Pour son 44ème film et après quelques errements dont la trilogie inachevée « Le Genre humain », Claude Lelouch revient en force avec un casting chorale et insolite comme il les affectionne tant. Dans « Salaud, on t’aime » , son nouvel opus lancé par une campagne de communication efficace avec une affiche joviale inondant les murs, on retrouve – avec bonheur il faut le dire tant le duo fonctionne bien – deux figures mythiques de la chanson française: Johnny Hallyday et Eddy Mitchell. Et une pléiade d’acteurs – d’actrices plutôt – certaines sur le retour, d’autres nouvelles-venues dans « la grande famille lelouchienne ».

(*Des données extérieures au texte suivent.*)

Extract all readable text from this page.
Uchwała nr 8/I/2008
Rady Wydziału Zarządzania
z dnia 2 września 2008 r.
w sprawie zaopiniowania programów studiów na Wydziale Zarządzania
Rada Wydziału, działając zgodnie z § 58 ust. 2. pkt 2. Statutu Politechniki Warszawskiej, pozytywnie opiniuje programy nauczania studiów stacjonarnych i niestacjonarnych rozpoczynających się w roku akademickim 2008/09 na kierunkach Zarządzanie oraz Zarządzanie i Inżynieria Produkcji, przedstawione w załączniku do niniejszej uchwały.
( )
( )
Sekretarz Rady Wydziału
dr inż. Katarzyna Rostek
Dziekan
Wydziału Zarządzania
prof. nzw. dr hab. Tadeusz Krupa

Tous les ingrédients (ou tics c’est selon) du cinéaste sont réunis dans « Salaud, on t’aime » : évidemment, on s’aime. Evidemment, on pleure. Evidemment, les femmes sont jolies, minces et amoureuses. Evidemment, le hasard s’en mêle. Evidemment, le tour de France passe proche de la « ferme » alpine (plutôt un chalet de luxe où quelques moutons et un Rufus sous-exploité font figure de décor alpestre) du héros vieillissant (Johnny Hallyday, convaincant).

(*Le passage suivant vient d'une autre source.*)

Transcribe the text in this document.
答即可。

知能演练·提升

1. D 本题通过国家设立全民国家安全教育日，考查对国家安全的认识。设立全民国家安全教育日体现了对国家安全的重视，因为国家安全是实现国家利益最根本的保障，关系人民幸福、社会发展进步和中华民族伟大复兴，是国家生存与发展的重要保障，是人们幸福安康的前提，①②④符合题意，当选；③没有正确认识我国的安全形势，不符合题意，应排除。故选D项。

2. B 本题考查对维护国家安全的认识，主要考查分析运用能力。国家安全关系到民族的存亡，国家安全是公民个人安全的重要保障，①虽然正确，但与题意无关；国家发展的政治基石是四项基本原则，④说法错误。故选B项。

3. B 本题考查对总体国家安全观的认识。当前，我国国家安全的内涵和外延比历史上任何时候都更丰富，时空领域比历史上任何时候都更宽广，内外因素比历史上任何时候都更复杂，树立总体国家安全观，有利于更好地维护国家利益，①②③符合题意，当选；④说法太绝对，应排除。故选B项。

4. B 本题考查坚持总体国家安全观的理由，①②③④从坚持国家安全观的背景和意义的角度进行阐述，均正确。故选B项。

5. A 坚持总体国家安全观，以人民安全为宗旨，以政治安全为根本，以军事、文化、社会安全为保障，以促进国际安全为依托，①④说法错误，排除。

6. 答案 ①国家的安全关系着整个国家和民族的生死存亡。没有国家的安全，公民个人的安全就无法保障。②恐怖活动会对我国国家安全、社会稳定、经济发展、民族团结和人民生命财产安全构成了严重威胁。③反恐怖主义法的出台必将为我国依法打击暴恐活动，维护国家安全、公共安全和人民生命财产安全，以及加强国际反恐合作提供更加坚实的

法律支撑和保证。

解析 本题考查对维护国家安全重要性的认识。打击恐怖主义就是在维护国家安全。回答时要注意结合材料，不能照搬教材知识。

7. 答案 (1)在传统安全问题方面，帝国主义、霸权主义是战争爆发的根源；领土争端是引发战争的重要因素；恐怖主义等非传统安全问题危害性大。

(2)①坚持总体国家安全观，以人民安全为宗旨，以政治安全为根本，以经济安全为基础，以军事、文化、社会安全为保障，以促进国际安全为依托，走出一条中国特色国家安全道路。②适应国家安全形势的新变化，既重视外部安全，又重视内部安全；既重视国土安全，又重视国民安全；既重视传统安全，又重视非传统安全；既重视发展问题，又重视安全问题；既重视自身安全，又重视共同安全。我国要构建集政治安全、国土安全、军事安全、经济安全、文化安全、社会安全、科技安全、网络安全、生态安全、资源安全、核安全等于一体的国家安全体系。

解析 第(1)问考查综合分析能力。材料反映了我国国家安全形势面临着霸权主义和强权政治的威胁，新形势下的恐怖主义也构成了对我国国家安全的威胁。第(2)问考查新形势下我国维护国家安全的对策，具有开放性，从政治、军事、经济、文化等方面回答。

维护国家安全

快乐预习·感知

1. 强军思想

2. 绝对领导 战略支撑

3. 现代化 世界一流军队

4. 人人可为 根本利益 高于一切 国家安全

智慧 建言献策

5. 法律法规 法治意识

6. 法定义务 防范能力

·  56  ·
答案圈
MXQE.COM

Jacques Kaminsky (Johnny, donc) est un ancien photographe (comme Lelouch l’a été dans sa jeunesse) qui tombe sous le charme de ce beau coin de montagne et sous celui de l’agent immobilier (Sandrine Bonnaire) qui lui vend le magnifique « domaine » situé à Praz-sur-Arly, près de Megève (Lelouch y possède aussi un chalet). Après avoir renvoyé sa dernière épouse beaucoup trop parisienne (Agnès Soral), Jacques convie son ami d’enfance et médecin personnel, Frédéric dit le toubib (Eddy Mitchell, décontracté). Mais Jacques aimerait tellement que ses quatre filles (de quatre femmes différentes, un peu comme les sept enfants du cinéaste…) soient à ses côtés que le toubib invente un gros mensonge pour réunir la smala. Les quatre amazones au prénom des quatre saisons débarquent ainsi au chevet d’un père trop bien portant, cigare aux lèvres et œil bleu perçant d’aigle (un volatile survole d’ailleurs le chalet…)

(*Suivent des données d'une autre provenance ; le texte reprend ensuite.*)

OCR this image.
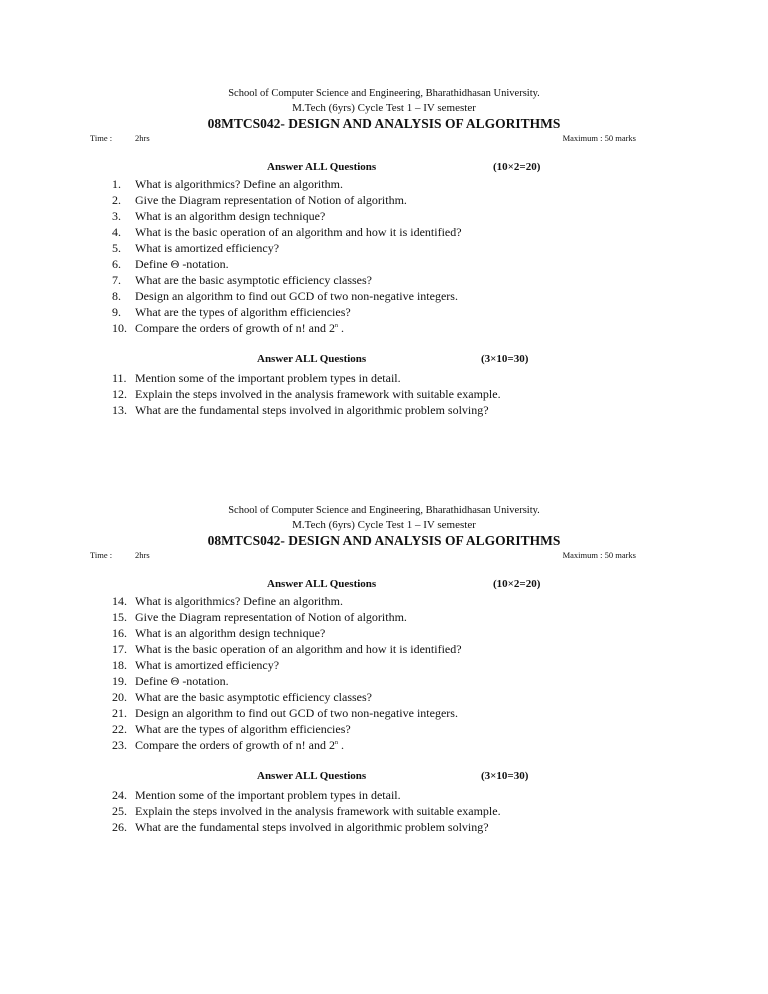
School of Computer Science and Engineering, Bharathidhasan University.
M.Tech (6yrs) Cycle Test 1 – IV semester
08MTCS042- DESIGN AND ANALYSIS OF ALGORITHMS
Time :	2hrs	Maximum : 50 marks
Answer ALL Questions	(10×2=20)
1. What is algorithmics? Define an algorithm.
2. Give the Diagram representation of Notion of algorithm.
3. What is an algorithm design technique?
4. What is the basic operation of an algorithm and how it is identified?
5. What is amortized efficiency?
6. Define Θ -notation.
7. What are the basic asymptotic efficiency classes?
8. Design an algorithm to find out GCD of two non-negative integers.
9. What are the types of algorithm efficiencies?
10. Compare the orders of growth of n! and 2$^n$ .
Answer ALL Questions	(3×10=30)
11. Mention some of the important problem types in detail.
12. Explain the steps involved in the analysis framework with suitable example.
13. What are the fundamental steps involved in algorithmic problem solving?
School of Computer Science and Engineering, Bharathidhasan University.
M.Tech (6yrs) Cycle Test 1 – IV semester
08MTCS042- DESIGN AND ANALYSIS OF ALGORITHMS
Time :	2hrs	Maximum : 50 marks
Answer ALL Questions	(10×2=20)
14. What is algorithmics? Define an algorithm.
15. Give the Diagram representation of Notion of algorithm.
16. What is an algorithm design technique?
17. What is the basic operation of an algorithm and how it is identified?
18. What is amortized efficiency?
19. Define Θ -notation.
20. What are the basic asymptotic efficiency classes?
21. Design an algorithm to find out GCD of two non-negative integers.
22. What are the types of algorithm efficiencies?
23. Compare the orders of growth of n! and 2$^n$ .
Answer ALL Questions	(3×10=30)
24. Mention some of the important problem types in detail.
25. Explain the steps involved in the analysis framework with suitable example.
26. What are the fundamental steps involved in algorithmic problem solving?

Johnny, Schmoll et toute la famille réunis sous le soleil et la musique de Georges Moustaki ne vont pas tarder à voir ce petit bonheur bientôt contrarié… Le film de Claude Lelouch revient à sa marque de fabrique que le cinéaste avait pourtant mise de côté avec le réussi « Roman de gare » (2007) tourné lui aussi à Praz-sur-Arly. Le cinéaste aime les femmes, aime les filmer, quels que soient leurs âges: les jeunettes (la jolie rousse Jenna Thiam, la grande blonde Pauline Lefèvre et la belle brune Sarah Kazemy), les quadra (Sandrine Bonnaire et les revenantes Irène Jacob et Valérie Kaprisky) et même les petits-enfants (dont la fille du cinéaste).

Les images sont magnifiques, les plans savamment orchestrés, les dialogues totalement banals mais assez drôles, les crises de pleurs succèdent forcément aux crises de rires et la petite musique du cinéaste s’enclenche sans grande surprise. Comme nombre de films de Lelouch, « Salaud, on t’aime » possède pourtant un certain charme… agaçant. On y replonge à chaque fois.